Von Eric Weser und Christoph Scharf

Röderaue. Als Walter Lechner 2006 nach Frauenhain kam, war er frisch studierter Theologe, jung verheiratet und gerade erstmals Vater geworden. Zwölf Jahre später verlässt der 38-jährige Österreicher mit seiner Frau und den nunmehr drei Kindern den Ort und geht nach Dresden. Die SZ hat den evangelischen Pfarrer gesprochen.

Herr Lechner, wie haben Ihre Kinder auf die Nachricht vom Umzug reagiert?

Sie wussten, dass das möglich ist. Aber natürlich ist es nicht einfach, es ist mit Abschied verbunden. Aber nicht nur für die Kinder, sondern für unsere Familie insgesamt. Frauenhain ist für uns Heimat. Die neue Kirchgemeinde ist in Dresden und damit nicht weit weg. Wir werden regelmäßig herkommen. Das war auch für die Kinder eine Beruhigung.

Pfarrer sollen im Schnitt alle zehn Jahre den Dienstort wechseln. Sie waren etwas länger da. Mussten Sie gehen?

Nein, es gab keinen Druck. Die Entscheidung war freiwillig und ist auch eher kurzfristig gefallen, weil im Frühjahr das Angebot da war. Dann ging alles schnell. Es ist nicht so, dass wir wegwollen. Eher so, dass es jetzt eine neue Herausforderung gibt, die mich reizt. In der Frauenhainer Kirchgemeinde ist vieles auf einem guten Stand, es gibt kaum Probleme. Der Zeitpunkt für einen Wechsel ist auch sinnvoll, weil unser Jüngster im Sommer in die Grundschule kommt und unserer mittlerer Sohn aufs Gymnasium wechselt.

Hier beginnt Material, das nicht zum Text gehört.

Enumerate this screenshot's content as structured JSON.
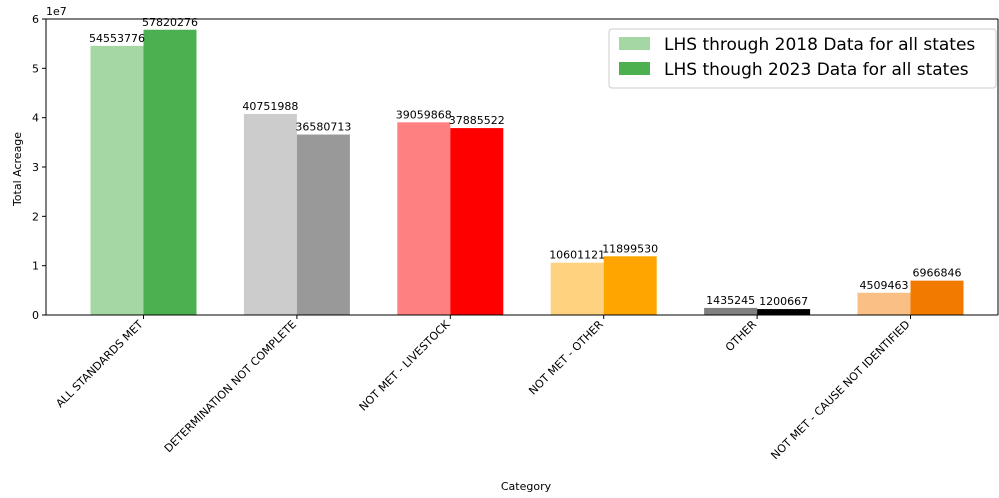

Wie wird sich Ihre neue Kirchgemeinde von der jetzigen unterscheiden?

Sie wird mit 3 500 Kirchgliedern fast doppelt so groß sein wie die Schwesterkirchgemeinden Gröditz, Nauwalde, Frauenhain und mit einem Altersschnitt von 37 Jahren auch viel jünger. Das liegt daran, dass die Löbtauer Gemeinde viel studentischen Zulauf hat, Dresden zieht ja viele junge Leute an. Es müssen eigene Taufsonntage angeboten werden, weil es so viele Taufanfragen gibt. Anders wird sein, dass die Kirche in der Großstadt eine kleinere Rolle als auf dem Land spielt. Hier in den Dörfern sind bis zu 40 Prozent der Leute Christen. Der Anteil in der Stadt ist viel niedriger.

Was werden Sie an Ihrer jetzigen Kirchgemeinde vermissen?

So vieles! Ich sage schon immer zu allen, ich würde sie am liebsten gern mitnehmen. Meinen Kirchenvorstand zum Beispiel ...

... der sich wodurch auszeichnet?

Wir haben ein freundschaftliches Miteinander, sind aber auch eine geistliche Gemeinschaft. Es geht also nicht nur ums Bauen, den Friedhof und Geld, sondern auch ganz viel um unseren Glauben. Wir reden über theologische Themen und streiten auch. Es klingt jetzt vielleicht pathetisch, aber da haben wir manche Heilig-Geist-Momente erlebt.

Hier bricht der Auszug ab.